Fragile cruauté

Ce qui frappe toujours avec les vidéos diffusées par Boston Dynamics c’est le mélange de fragilité et de cruauté.

Fragilité des machines qui trébuchent dans la neige et reprennent leur équilibre, exhibant par ce rééquilibrage un semblant d’intentionnalité. Émotion grotesque face au comique de cette chute annoncée. Fragilité face à un élément naturel, la neige, ou face à la cruauté de l’homme. Car il y a souvent dans ces démos, un être humain qui tente de faire trébucher le robot qui tombe et se relève ou qui parvient à résister à la gravité et qui se reprend.

Bien sûr, ces images jouent sur une empathie envers les machines, car le coup porté, qu’il soit avec le pied ou une crosse de hockey, est violent. S’il était porté à un être humain, il serait considéré comme un acte gratuit de barbarie. Ce qui nous touche encore plus est le caractère obstiné de la machine, le fait qu’elle ne réagit pas aux coups, elle ne se défend pas. Elle se relève, rien de plus. Alors même si le robot, dans l’image de fin, prend la porte et s’en va, semblant vivre dans un conte cruel où après avoir été martyrisé par ses parents non biologiques, il part vivre sa vie dehors, il est comme soumis et acéphale. On ne comprend pas la cruauté humaine, on se sent du côté de la machine, et c’est justement en ce point que la capture de l’imaginaire est à l’œuvre. Parvenir à produire une telle empathie par rapport à un artefact, c’est réaliser une grande partie de travail d’animation de la machine et parvenir à lui insuffler un souffle de vie. L’anima est ici fonction de notre sentimentalité qui produit des projections, des identifications et des affects : nous sommes du côté du robot.
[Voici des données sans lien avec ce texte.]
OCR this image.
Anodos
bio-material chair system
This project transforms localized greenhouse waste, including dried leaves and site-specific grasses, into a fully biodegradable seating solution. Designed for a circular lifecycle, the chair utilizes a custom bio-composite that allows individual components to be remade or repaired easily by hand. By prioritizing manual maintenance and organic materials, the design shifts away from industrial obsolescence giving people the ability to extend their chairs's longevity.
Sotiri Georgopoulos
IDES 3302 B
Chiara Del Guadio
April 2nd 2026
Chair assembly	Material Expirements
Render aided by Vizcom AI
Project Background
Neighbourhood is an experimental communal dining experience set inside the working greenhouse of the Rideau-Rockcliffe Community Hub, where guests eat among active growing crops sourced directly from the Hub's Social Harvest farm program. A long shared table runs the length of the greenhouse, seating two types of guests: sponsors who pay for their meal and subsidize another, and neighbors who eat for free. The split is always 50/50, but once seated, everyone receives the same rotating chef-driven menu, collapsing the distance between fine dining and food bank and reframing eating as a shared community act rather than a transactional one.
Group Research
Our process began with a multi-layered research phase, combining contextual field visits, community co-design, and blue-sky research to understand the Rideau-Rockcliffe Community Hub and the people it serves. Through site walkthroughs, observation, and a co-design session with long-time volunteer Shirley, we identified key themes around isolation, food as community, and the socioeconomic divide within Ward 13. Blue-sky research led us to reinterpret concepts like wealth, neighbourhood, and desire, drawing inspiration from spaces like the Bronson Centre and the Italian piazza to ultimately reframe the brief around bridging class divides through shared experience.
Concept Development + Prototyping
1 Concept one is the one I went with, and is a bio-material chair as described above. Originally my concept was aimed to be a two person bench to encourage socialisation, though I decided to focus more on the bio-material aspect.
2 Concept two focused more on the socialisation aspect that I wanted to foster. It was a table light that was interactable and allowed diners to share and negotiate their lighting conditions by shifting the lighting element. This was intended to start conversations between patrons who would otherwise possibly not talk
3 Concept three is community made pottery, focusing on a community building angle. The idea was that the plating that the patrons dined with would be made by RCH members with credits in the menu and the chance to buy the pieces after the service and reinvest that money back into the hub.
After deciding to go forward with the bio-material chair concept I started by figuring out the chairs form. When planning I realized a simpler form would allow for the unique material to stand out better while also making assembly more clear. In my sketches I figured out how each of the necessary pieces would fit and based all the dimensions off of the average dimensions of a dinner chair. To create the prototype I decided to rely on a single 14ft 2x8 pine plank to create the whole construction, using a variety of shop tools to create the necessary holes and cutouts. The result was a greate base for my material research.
La fragilité de celui-ci est une force argumentaire qui produit une certaine image du vivant : le vivant c’est ce qui est soumis à la cruauté et ce qui ne se révoltera pas, même si l’imaginaire de la révolte robotique est omniprésente. Figure du travailleur contemporain qui est soumis aux pires cruautés. La stratégie de l’innovation ne consiste pas à développer de façon neutre des artefacts, mais à les investir d’affects dans la mesure où ces techniques sont des surfaces projectives qui permettent les investissements, ceux-ci augmentant leur puissance opérationnelle.